ERROR: Sentence email-enronsent08_02-0009 token 1 -- PRP$ lemma 'your' does not match lowercase-form applied to form 'Yo', expected 'yo'
ERROR: Sentence email-enronsent08_02-0020 token 1 -- PRP$ lemma 'your' does not match lowercase-form applied to form 'Yo', expected 'yo'
ERROR: Sentence email-enronsent08_02-0020 token 24 -- PRP$ lemma 'your' does not match lowercase-form applied to form 'Yo', expected 'yo'
ERROR: Sentence email-enronsent08_02-0020 token 27 -- PRP$ lemma 'your' does not match lowercase-form applied to form 'Yo', expected 'yo'
ERROR: Sentence email-enronsent08_02-0021 token 1 -- PRP$ lemma 'your' does not match lowercase-form applied to form 'Yo', expected 'yo'
ERROR: Sentence email-enronsent08_02-0022 token 1 -- PRP$ lemma 'your' does not match lowercase-form applied to form 'Yo', expected 'yo'
ERROR: Sentence email-enronsent08_02-0023 token 1 -- PRP$ lemma 'your' does not match lowercase-form applied to form 'Yo', expected 'yo'
ERROR: Sentence email-enronsent08_02-0024 token 1 -- PRP$ lemma 'your' does not match lowercase-form applied to form 'Yo', expected 'yo'
ERROR: Sentence email-enronsent08_02-0025 token 1 -- PRP$ lemma 'your' does not match lowercase-form applied to form 'Yo', expected 'yo'

of -> have

ERROR: Sentence answers-20111108091921AAaLK4e_ans-0020 token 15 -- VB lemma 'have' does not match lowercase-form applied to form 'of', expected 'of'
ERROR: Sentence reviews-308088-0002 token 37 -- VB lemma 'have' does not match lowercase-form applied to form 'OF', expected 'of'
ERROR: Sentence reviews-294081-0014 token 5 -- VB lemma 'have' does not match lowercase-form applied to form 'OF', expected 'of'
nschneid commented 2 days ago

Pronouns (see https://universaldependencies.org/en/pos/PRON.html):

Do these need CorrectForms?
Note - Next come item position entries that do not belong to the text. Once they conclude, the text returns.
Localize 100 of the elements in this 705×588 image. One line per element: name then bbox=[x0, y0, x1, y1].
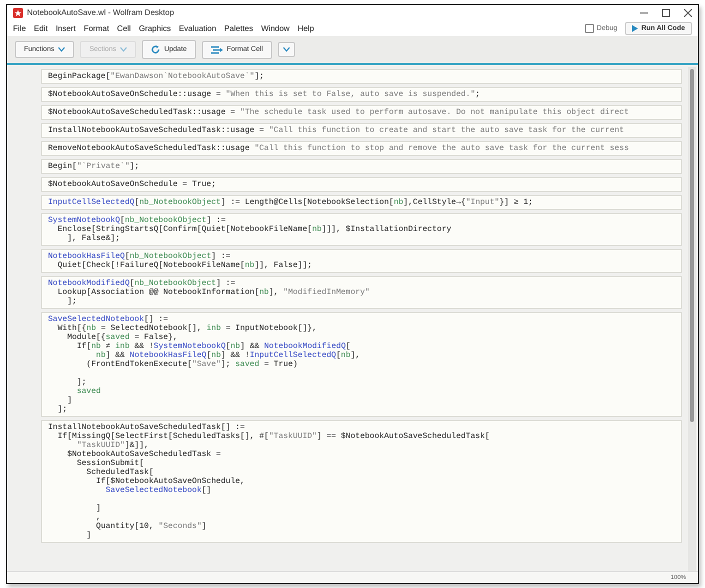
code-text: ] && bbox=[240, 342, 260, 351]
code-text: nb bbox=[230, 342, 240, 351]
code-text: , bbox=[96, 513, 101, 522]
code-text: = False}, bbox=[134, 333, 178, 342]
code-text: "Save" bbox=[192, 360, 221, 369]
code-text: [ bbox=[206, 351, 212, 360]
code-text: [] := bbox=[144, 315, 168, 324]
close-icon[interactable] bbox=[684, 8, 692, 16]
code-cell[interactable]: SystemNotebookQ[nb_NotebookObject] := Enclose[StringStartsQ[Confirm[Quiet[NotebookFileName[nb]]], $InstallationDirectory ], False&]; bbox=[41, 213, 682, 246]
code-cell[interactable]: InstallNotebookAutoSaveScheduledTask::usage = "Call this function to create and start the auto save task for the current bbox=[41, 123, 682, 138]
code-text: [ bbox=[134, 198, 140, 207]
menu-item[interactable]: Window bbox=[261, 24, 290, 32]
code-text: Lookup[Association @@ NotebookInformation[ bbox=[58, 288, 260, 297]
code-text: ] := bbox=[211, 252, 230, 261]
code-text: [ bbox=[346, 342, 351, 351]
code-text: ≠ bbox=[106, 342, 112, 351]
code-text: nb bbox=[86, 324, 96, 333]
code-cell[interactable] bbox=[41, 312, 682, 417]
code-cell[interactable]: NotebookModifiedQ[nb_NotebookObject] := Lookup[Association @@ NotebookInformation[nb], "ModifiedInMemory" ]; bbox=[41, 276, 682, 309]
play-icon bbox=[632, 24, 638, 32]
code-text: If[ bbox=[76, 342, 92, 351]
menu-item[interactable]: Cell bbox=[117, 24, 131, 32]
code-text: [ bbox=[124, 252, 130, 261]
code-text: nb_NotebookObject bbox=[130, 252, 212, 261]
code-cell[interactable]: $NotebookAutoSaveOnSchedule = True; bbox=[41, 177, 682, 192]
code-text: nb bbox=[244, 261, 254, 270]
code-text: NotebookHasFileQ bbox=[48, 252, 125, 261]
code-text: = InputNotebook[]}, bbox=[226, 324, 317, 333]
code-text: RemoveNotebookAutoSaveScheduledTask::usage bbox=[48, 144, 251, 153]
code-text: [ bbox=[120, 216, 125, 225]
code-text: ]], False]]; bbox=[254, 261, 312, 270]
code-text: NotebookModifiedQ bbox=[48, 279, 130, 288]
code-cell[interactable]: BeginPackage["EwanDawson`NotebookAutoSave`"]; bbox=[41, 69, 682, 84]
more-button[interactable] bbox=[278, 42, 295, 57]
maximize-icon[interactable] bbox=[662, 8, 670, 16]
code-text: "The schedule task used to perform autosave. Do not manipulate this object direct bbox=[240, 108, 629, 117]
code-cell[interactable]: Begin["`Private`"]; bbox=[41, 159, 682, 174]
code-text: NotebookModifiedQ bbox=[264, 342, 346, 351]
code-text: nb bbox=[340, 351, 351, 360]
menu-item[interactable]: Evaluation bbox=[178, 24, 216, 32]
code-text: nb_NotebookObject bbox=[139, 198, 221, 207]
code-cell[interactable]: RemoveNotebookAutoSaveScheduledTask::usage "Call this function to stop and remove the auto save task for the current sess bbox=[41, 141, 682, 156]
code-text: [ bbox=[336, 351, 341, 360]
code-text: Quantity[10, bbox=[96, 522, 155, 531]
code-text: nb bbox=[259, 288, 269, 297]
code-text: "Seconds" bbox=[158, 522, 202, 531]
code-text: NotebookHasFileQ bbox=[130, 351, 206, 360]
code-text: "EwanDawson`NotebookAutoSave`" bbox=[110, 72, 254, 81]
window-title: NotebookAutoSave.wl - Wolfram Desktop bbox=[27, 8, 174, 17]
code-text: = SelectedNotebook[], bbox=[100, 324, 203, 333]
code-text: }] ≥ 1; bbox=[499, 198, 533, 207]
menu-item[interactable]: File bbox=[13, 24, 26, 32]
code-text: $NotebookAutoSaveScheduledTask = bbox=[67, 450, 221, 459]
code-text: InputCellSelectedQ bbox=[48, 198, 134, 207]
code-text: SaveSelectedNotebook bbox=[48, 315, 144, 324]
code-cell[interactable]: InputCellSelectedQ[nb_NotebookObject] := Length@Cells[NotebookSelection[nb],CellStyle→{"Input"}] ≥ 1; bbox=[41, 195, 682, 210]
menu-item[interactable]: Palettes bbox=[224, 24, 254, 32]
code-text: With[{ bbox=[58, 324, 86, 333]
code-text: ]; bbox=[58, 405, 68, 414]
code-text: ], False&]; bbox=[67, 234, 120, 243]
code-text: "ModifiedInMemory" bbox=[283, 288, 370, 297]
menu-item[interactable]: Insert bbox=[56, 24, 76, 32]
code-text: "`Private`" bbox=[76, 162, 130, 171]
menu-item[interactable]: Graphics bbox=[138, 24, 171, 32]
menu-item[interactable]: Edit bbox=[34, 24, 48, 32]
code-cell[interactable]: $NotebookAutoSaveOnSchedule::usage = "When this is set to False, auto save is suspended."; bbox=[41, 87, 682, 102]
code-text: [] bbox=[202, 486, 212, 495]
code-text: SessionSubmit[ bbox=[76, 459, 144, 468]
code-text: "When this is set to False, auto save is suspended." bbox=[226, 90, 476, 99]
code-text: ; bbox=[475, 90, 480, 99]
code-text: ScheduledTask[ bbox=[86, 468, 154, 477]
code-text: Begin[ bbox=[48, 162, 77, 171]
code-text: ], bbox=[350, 351, 360, 360]
code-text: saved bbox=[235, 360, 260, 369]
chevron-down-icon bbox=[58, 47, 66, 52]
code-text: && ! bbox=[134, 342, 154, 351]
scrollbar[interactable] bbox=[688, 67, 696, 571]
code-cell[interactable]: NotebookHasFileQ[nb_NotebookObject] := Quiet[Check[!FailureQ[NotebookFileName[nb]], False]]; bbox=[41, 249, 682, 273]
code-cell[interactable]: $NotebookAutoSaveScheduledTask::usage = "The schedule task used to perform autosave. Do not manipulate this object direct bbox=[41, 105, 682, 120]
menu-item[interactable]: Help bbox=[298, 24, 314, 32]
chevron-down-icon bbox=[282, 47, 290, 52]
lines-arrow-icon bbox=[210, 46, 223, 54]
menu-item[interactable]: Format bbox=[84, 24, 110, 32]
code-text: $NotebookAutoSaveScheduledTask::usage = bbox=[48, 108, 236, 117]
code-text: ] bbox=[202, 522, 206, 531]
code-text: ], bbox=[268, 288, 280, 297]
code-text: "Call this function to create and start the auto save task for the current bbox=[268, 126, 624, 135]
code-text: ]; bbox=[254, 72, 264, 81]
code-text: Quiet[Check[!FailureQ[NotebookFileName[ bbox=[58, 261, 245, 270]
code-text: ] := bbox=[206, 216, 226, 225]
code-text: ] && bbox=[106, 351, 126, 360]
code-text: ] bbox=[96, 504, 101, 513]
code-text: nb bbox=[394, 198, 404, 207]
chevron-down-icon bbox=[120, 47, 128, 52]
code-text: InstallNotebookAutoSaveScheduledTask::usage = bbox=[48, 126, 266, 135]
code-cell[interactable] bbox=[41, 420, 682, 543]
code-text: nb_NotebookObject bbox=[124, 216, 206, 225]
code-text: Enclose[StringStartsQ[Confirm[Quiet[NotebookFileName[ bbox=[58, 225, 312, 234]
code-text: InstallNotebookAutoSaveScheduledTask[] := bbox=[48, 423, 245, 432]
code-text: inb bbox=[206, 324, 221, 333]
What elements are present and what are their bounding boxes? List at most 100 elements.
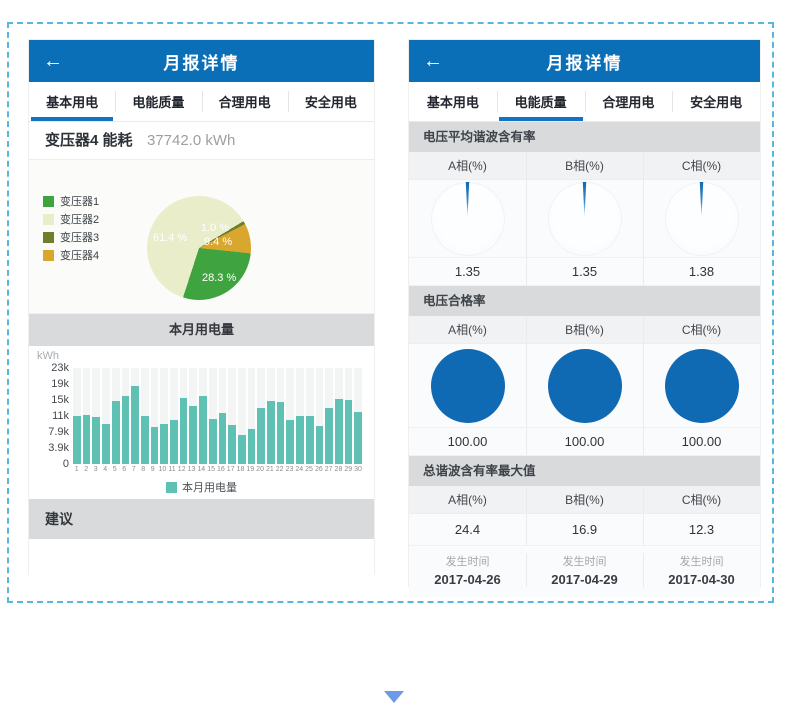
- occurrence-date-label: 发生时间: [680, 553, 724, 569]
- gauge-needle: [582, 182, 587, 219]
- phase-column-header: C相(%): [643, 152, 760, 179]
- bar-chart-legend: 本月用电量: [29, 479, 374, 495]
- bar-slot-30: [354, 368, 362, 464]
- monthly-usage-bar-chart: kWh 23k19k15k11k7.9k3.9k0 12345678910111…: [29, 346, 374, 495]
- pie-slice-label: 61.4 %: [153, 232, 187, 244]
- pie-slice-label: 28.3 %: [202, 272, 236, 284]
- phase-column-header: B相(%): [526, 316, 643, 343]
- transformer-energy-value: 37742.0 kWh: [147, 132, 235, 149]
- usage-bar-day-20: [257, 408, 265, 464]
- tab-电能质量[interactable]: 电能质量: [115, 82, 201, 121]
- usage-bar-day-19: [248, 429, 256, 464]
- x-tick: 2: [83, 466, 91, 473]
- screen-basic-power: ← 月报详情 基本用电电能质量合理用电安全用电 变压器4 能耗 37742.0 …: [29, 40, 374, 574]
- usage-bar-day-21: [267, 401, 275, 464]
- bar-slot-15: [209, 368, 217, 464]
- harmonic-needle-gauge: [409, 180, 526, 257]
- x-tick: 7: [130, 466, 138, 473]
- bar-slot-25: [306, 368, 314, 464]
- usage-bar-day-17: [228, 425, 236, 464]
- bar-slot-7: [131, 368, 139, 464]
- pass-rate-disc: [548, 349, 622, 423]
- tab-电能质量[interactable]: 电能质量: [497, 82, 585, 121]
- bar-slot-8: [141, 368, 149, 464]
- section-header-suggestion: 建议: [29, 499, 374, 539]
- legend-label: 变压器3: [60, 229, 99, 245]
- x-axis-ticks: 1234567891011121314151617181920212223242…: [73, 466, 362, 473]
- tab-bar: 基本用电电能质量合理用电安全用电: [409, 82, 760, 122]
- usage-bar-day-22: [277, 402, 285, 464]
- bar-slot-4: [102, 368, 110, 464]
- bar-slot-19: [248, 368, 256, 464]
- bar-slot-9: [151, 368, 159, 464]
- usage-bar-day-11: [170, 420, 178, 464]
- x-tick: 14: [197, 466, 205, 473]
- phase-value: 100.00: [643, 428, 760, 455]
- pass-rate-disc-cell: [643, 344, 760, 427]
- phase-column-header: A相(%): [409, 316, 526, 343]
- bar-slot-20: [257, 368, 265, 464]
- x-tick: 20: [256, 466, 264, 473]
- legend-item: 变压器3: [43, 228, 99, 246]
- tab-安全用电[interactable]: 安全用电: [288, 82, 374, 121]
- x-tick: 18: [237, 466, 245, 473]
- bar-slot-23: [286, 368, 294, 464]
- usage-bar-day-25: [306, 416, 314, 464]
- usage-bar-day-24: [296, 416, 304, 464]
- bar-slot-10: [160, 368, 168, 464]
- bar-slot-2: [83, 368, 91, 464]
- gauge-circle: [431, 182, 505, 256]
- section-title: 电压平均谐波含有率: [409, 122, 760, 152]
- tab-基本用电[interactable]: 基本用电: [409, 82, 497, 121]
- occurrence-date-cell: 发生时间2017-04-29: [526, 553, 643, 587]
- bar-slot-3: [92, 368, 100, 464]
- phase-column-headers: A相(%)B相(%)C相(%): [409, 152, 760, 180]
- tab-合理用电[interactable]: 合理用电: [585, 82, 673, 121]
- pie-legend: 变压器1变压器2变压器3变压器4: [43, 192, 99, 264]
- usage-bar-day-13: [189, 406, 197, 464]
- harmonic-needle-gauge: [526, 180, 643, 257]
- section-header-monthly-usage: 本月用电量: [29, 314, 374, 346]
- usage-bar-day-26: [316, 426, 324, 464]
- usage-bar-day-27: [325, 408, 333, 464]
- occurrence-date-cell: 发生时间2017-04-26: [409, 553, 526, 587]
- tab-bar: 基本用电电能质量合理用电安全用电: [29, 82, 374, 122]
- usage-bar-day-16: [219, 413, 227, 464]
- usage-bar-day-5: [112, 401, 120, 464]
- x-tick: 26: [315, 466, 323, 473]
- app-bar: ← 月报详情: [409, 40, 760, 82]
- occurrence-date: 2017-04-26: [434, 572, 501, 587]
- harmonic-needle-gauge: [643, 180, 760, 257]
- gauge-needle: [699, 182, 704, 219]
- phase-value: 24.4: [409, 514, 526, 545]
- tab-合理用电[interactable]: 合理用电: [202, 82, 288, 121]
- usage-bar-day-6: [122, 396, 130, 464]
- phase-value: 1.35: [409, 258, 526, 285]
- transformer-energy-row: 变压器4 能耗 37742.0 kWh: [29, 122, 374, 160]
- occurrence-date: 2017-04-30: [668, 572, 735, 587]
- pass-rate-disc-cell: [526, 344, 643, 427]
- x-tick: 17: [227, 466, 235, 473]
- x-tick: 6: [121, 466, 129, 473]
- y-tick: 3.9k: [48, 442, 69, 454]
- tab-基本用电[interactable]: 基本用电: [29, 82, 115, 121]
- usage-bar-day-7: [131, 386, 139, 464]
- bar-slot-18: [238, 368, 246, 464]
- occurrence-date-cell: 发生时间 2017-04-30: [643, 553, 760, 587]
- x-tick: 30: [354, 466, 362, 473]
- phase-column-headers: A相(%)B相(%)C相(%): [409, 486, 760, 514]
- pass-rate-disc-cell: [409, 344, 526, 427]
- usage-bar-day-18: [238, 435, 246, 464]
- bar-slot-24: [296, 368, 304, 464]
- x-tick: 12: [178, 466, 186, 473]
- legend-item: 变压器2: [43, 210, 99, 228]
- x-tick: 5: [111, 466, 119, 473]
- tab-安全用电[interactable]: 安全用电: [672, 82, 760, 121]
- x-tick: 4: [102, 466, 110, 473]
- bar-slot-16: [219, 368, 227, 464]
- bar-slot-29: [345, 368, 353, 464]
- usage-bar-day-15: [209, 419, 217, 465]
- phase-value: 100.00: [409, 428, 526, 455]
- x-tick: 9: [149, 466, 157, 473]
- x-tick: 3: [92, 466, 100, 473]
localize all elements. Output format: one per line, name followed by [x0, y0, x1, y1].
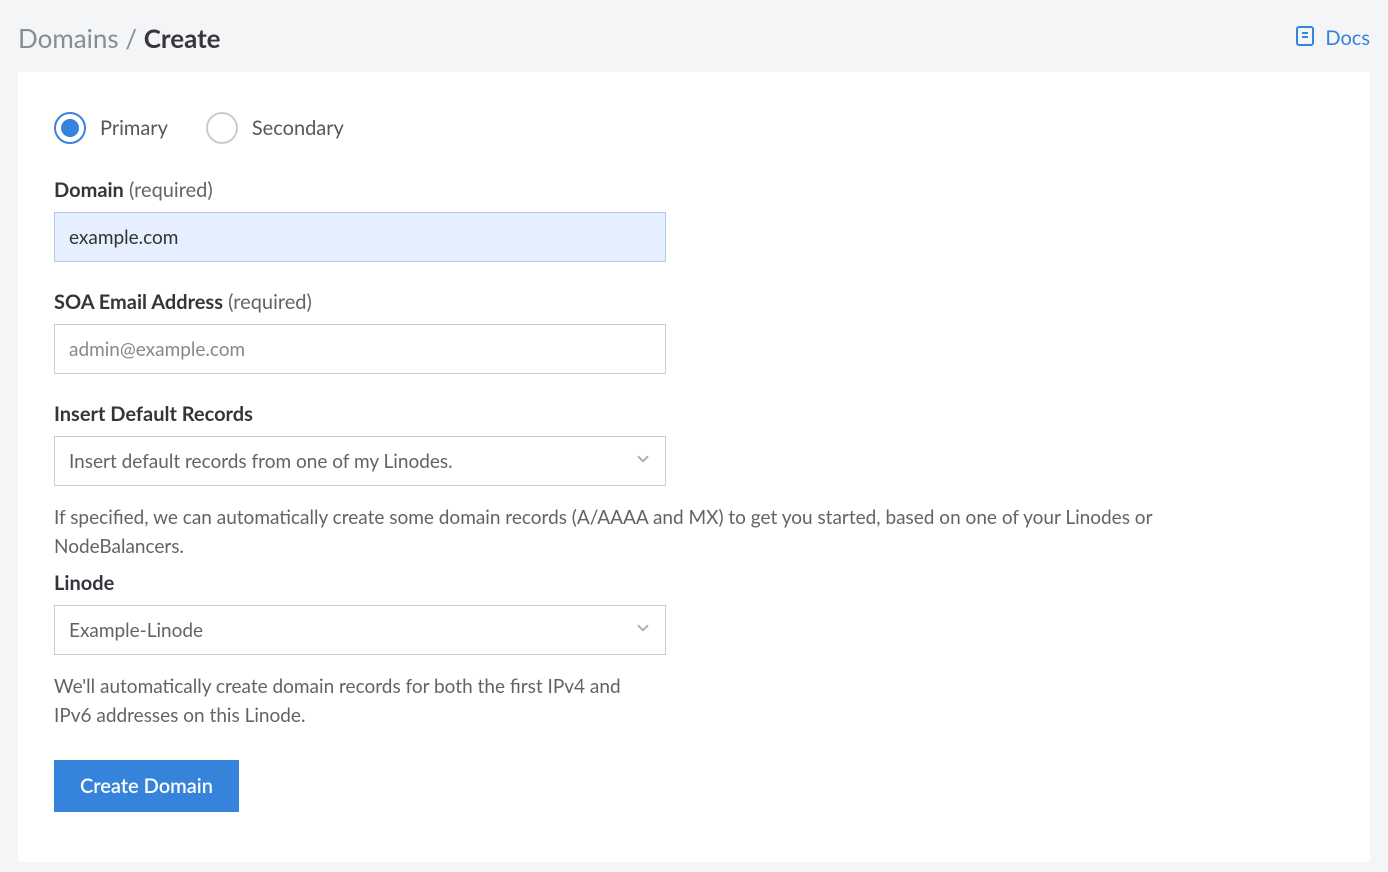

I figure they are sufficiently well established that they might appear in a dictionary, so I'm not sure they need "correcting" (short of an actual spelling issue like missing apostrophe in 'em).

rhdunn commented 2 days ago

I can add those as exceptions to my checker/validaion tool.